- I’m obsessed with retiring early as a millionaire, but experts say I have work to do.
- To reach my goal, I must avoid lifestyle inflation and be more intentional with my spending.
- I also need a more detailed financial plan, and to get serious about investing for the long-term.
Ever since I turned 30, I’ve found myself obsessed with not only figuring out how to retire early, but how to do so as a millionaire. After spending the majority of my 20s without a personal finance strategy or a savings plan, I’ve not only had to work overtime to clean up some of my money mistakes but also stick to a strict budget to stay on track toward my goals.
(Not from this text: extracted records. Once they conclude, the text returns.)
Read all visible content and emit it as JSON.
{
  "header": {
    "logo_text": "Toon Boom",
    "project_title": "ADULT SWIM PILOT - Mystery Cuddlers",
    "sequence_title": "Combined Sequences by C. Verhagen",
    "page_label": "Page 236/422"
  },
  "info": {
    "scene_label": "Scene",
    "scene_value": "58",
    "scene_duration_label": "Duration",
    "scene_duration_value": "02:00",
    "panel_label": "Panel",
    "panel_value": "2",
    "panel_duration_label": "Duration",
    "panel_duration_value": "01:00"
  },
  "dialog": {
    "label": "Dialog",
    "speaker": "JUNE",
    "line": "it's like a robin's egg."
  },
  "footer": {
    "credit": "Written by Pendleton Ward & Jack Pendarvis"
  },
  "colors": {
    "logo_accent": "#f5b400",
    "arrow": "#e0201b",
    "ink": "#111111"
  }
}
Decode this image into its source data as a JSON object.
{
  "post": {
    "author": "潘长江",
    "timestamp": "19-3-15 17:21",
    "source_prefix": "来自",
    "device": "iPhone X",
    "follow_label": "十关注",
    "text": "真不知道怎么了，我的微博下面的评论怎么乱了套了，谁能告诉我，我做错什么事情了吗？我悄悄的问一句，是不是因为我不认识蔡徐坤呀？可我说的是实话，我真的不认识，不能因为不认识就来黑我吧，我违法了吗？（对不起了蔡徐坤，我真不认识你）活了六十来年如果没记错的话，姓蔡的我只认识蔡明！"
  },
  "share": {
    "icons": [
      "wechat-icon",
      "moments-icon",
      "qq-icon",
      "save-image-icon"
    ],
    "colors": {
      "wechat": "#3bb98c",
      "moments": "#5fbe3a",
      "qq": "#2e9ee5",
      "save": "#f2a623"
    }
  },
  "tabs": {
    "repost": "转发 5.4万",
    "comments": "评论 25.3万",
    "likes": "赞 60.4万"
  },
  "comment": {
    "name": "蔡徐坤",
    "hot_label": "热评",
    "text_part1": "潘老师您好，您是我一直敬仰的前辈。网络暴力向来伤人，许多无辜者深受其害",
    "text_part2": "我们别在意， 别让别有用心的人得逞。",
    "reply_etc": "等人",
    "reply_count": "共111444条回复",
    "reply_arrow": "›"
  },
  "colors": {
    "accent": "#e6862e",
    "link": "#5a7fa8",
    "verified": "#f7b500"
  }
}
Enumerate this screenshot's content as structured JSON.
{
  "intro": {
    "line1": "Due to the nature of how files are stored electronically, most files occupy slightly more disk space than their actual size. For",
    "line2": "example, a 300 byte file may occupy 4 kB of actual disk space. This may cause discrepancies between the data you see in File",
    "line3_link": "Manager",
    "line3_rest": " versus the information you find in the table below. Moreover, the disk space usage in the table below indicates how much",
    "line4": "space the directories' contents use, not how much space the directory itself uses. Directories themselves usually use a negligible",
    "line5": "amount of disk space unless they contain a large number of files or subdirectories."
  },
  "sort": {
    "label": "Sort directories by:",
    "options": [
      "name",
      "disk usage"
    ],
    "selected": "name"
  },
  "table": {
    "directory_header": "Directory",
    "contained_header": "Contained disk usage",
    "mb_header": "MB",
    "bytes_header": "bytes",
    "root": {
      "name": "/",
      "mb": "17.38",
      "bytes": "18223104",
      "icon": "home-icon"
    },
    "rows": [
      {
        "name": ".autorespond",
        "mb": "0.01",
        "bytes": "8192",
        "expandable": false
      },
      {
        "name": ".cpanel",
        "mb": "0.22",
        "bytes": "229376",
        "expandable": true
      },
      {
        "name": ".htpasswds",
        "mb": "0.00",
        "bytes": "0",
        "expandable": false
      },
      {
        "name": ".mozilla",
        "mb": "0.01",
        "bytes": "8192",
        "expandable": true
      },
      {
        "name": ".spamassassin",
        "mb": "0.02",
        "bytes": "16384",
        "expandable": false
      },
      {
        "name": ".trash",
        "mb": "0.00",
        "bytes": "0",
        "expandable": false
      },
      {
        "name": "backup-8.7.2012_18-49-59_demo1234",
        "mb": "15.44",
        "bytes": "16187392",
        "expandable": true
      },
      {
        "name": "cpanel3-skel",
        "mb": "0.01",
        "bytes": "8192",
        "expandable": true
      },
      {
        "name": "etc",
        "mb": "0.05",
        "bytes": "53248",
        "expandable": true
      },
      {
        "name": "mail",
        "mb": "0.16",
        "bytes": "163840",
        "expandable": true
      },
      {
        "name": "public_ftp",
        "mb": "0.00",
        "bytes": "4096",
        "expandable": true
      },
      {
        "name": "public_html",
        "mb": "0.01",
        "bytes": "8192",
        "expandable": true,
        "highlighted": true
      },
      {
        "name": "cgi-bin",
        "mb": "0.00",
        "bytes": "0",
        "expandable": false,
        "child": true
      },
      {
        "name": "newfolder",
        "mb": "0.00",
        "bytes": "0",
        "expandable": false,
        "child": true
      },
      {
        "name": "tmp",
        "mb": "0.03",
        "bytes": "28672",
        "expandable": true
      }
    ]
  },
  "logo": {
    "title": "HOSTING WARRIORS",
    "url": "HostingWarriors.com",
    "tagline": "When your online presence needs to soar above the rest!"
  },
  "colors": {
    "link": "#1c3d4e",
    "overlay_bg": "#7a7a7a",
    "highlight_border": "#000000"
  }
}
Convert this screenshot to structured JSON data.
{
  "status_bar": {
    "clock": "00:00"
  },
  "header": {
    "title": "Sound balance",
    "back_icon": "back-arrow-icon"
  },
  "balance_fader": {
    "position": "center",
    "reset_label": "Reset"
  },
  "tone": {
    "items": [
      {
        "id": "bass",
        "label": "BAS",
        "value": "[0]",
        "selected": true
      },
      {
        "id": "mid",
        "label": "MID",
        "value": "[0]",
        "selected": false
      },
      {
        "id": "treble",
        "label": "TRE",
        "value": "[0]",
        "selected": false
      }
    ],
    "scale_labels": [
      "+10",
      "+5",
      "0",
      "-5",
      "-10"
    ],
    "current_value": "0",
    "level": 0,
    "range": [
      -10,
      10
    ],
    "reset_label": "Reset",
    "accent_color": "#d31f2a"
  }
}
While I now make monthly contributions to my SEP IRA retirement account and emergency savings account, try to limit debt intake, and invest in a diversified portfolio of stocks, bonds, and cryptocurrency, I wondered what else I should be doing, or stop doing, so I can retire early a millionaire. Here are the mistakes financial experts urged me to pay attention to so I can meet that lofty goal.
1. Stop winging your financial strategy
When I turned 30, I focused my goals on immediate changes I could make to clean up my finances. I changed my spending habits and created short-term strategies that would help me get out of debt. Even now, a lot of my financial plans are focused on how I can continue to grow my
in the next five to 10 years.
Financial planner Jason Dall’Acqua emphasized how important it is for me to stop winging my financial strategy and start mapping out plans for more long-term goals.
Rather than think just about how to afford my lifestyle today and in the next few years, Dall’Acqua advised me to think more holistically about what I want to achieve financially in the future and then to write out a plan so that I can hold myself accountable.
“Just like any other plan, your financial plan allows you to work backwards and determine the steps that you can start taking today to work toward your goals,” said Dall’Acqua.
2. Get serious about investing
As a relatively new investor, I felt pressure to start putting my money in stocks, bonds, and cryptocurrency, without much of a plan.
Financial planner Greg Meyer said that to retire a millionaire, it’s important to clean up your investment strategy.
Meyer advised me to make sure I’m not keeping too much of my retirement money in cash or low-yielding investments. When I checked, I realized that I was making that mistake.
“If retirement is on a long time horizon then you can afford to take more investment risk and have a higher percentage of your investments in equities,” says Meyer. “Having equity exposure is the best way to combat the effects of inflation over time.”
3. Be intentional with spending
Financial advisor Robert Johnson said that if retiring a millionaire is a primary goal of mine, I need to be careful about how I’m spending my money now.
Johnson said the most common mistake people make is letting their spending increase commensurate with their new salary.
For instance, people move into a bigger apartment or buy a more expensive car or home to reward themselves for receiving a raise. Then they’re unable to improve their financial condition because they spend everything they make.
“Act as if you didn’t receive the raise,” said Johnson. “That is, continue to live the same lifestyle you led before receiving a raise and invest the difference.”
I’ve been working on sticking to a strict budget, but this advice made me take a look at my spending and see what I could cut back on even more.
4. Avoid selling during market lows
Over the last few weeks, I’ve watched a lot of my investment accounts take a big hit as the market has been down. It’s made me wonder if I should sell off some of the stocks I have before they creep down even lower.
Financial advisor Matthew McKee said a big mistake people often make is selling during a time, just like right now, when the S&P 500 is falling.
“Avoid buying and selling during market fluctuations and stick to a dollar-cost-averaging strategy where you invest a certain amount on a regular basis based upon your retirement plan,” said McKee.
This strategy helps you avoid panic buying or selling, which could result in more money lost and negatively impact your retirement investment accounts.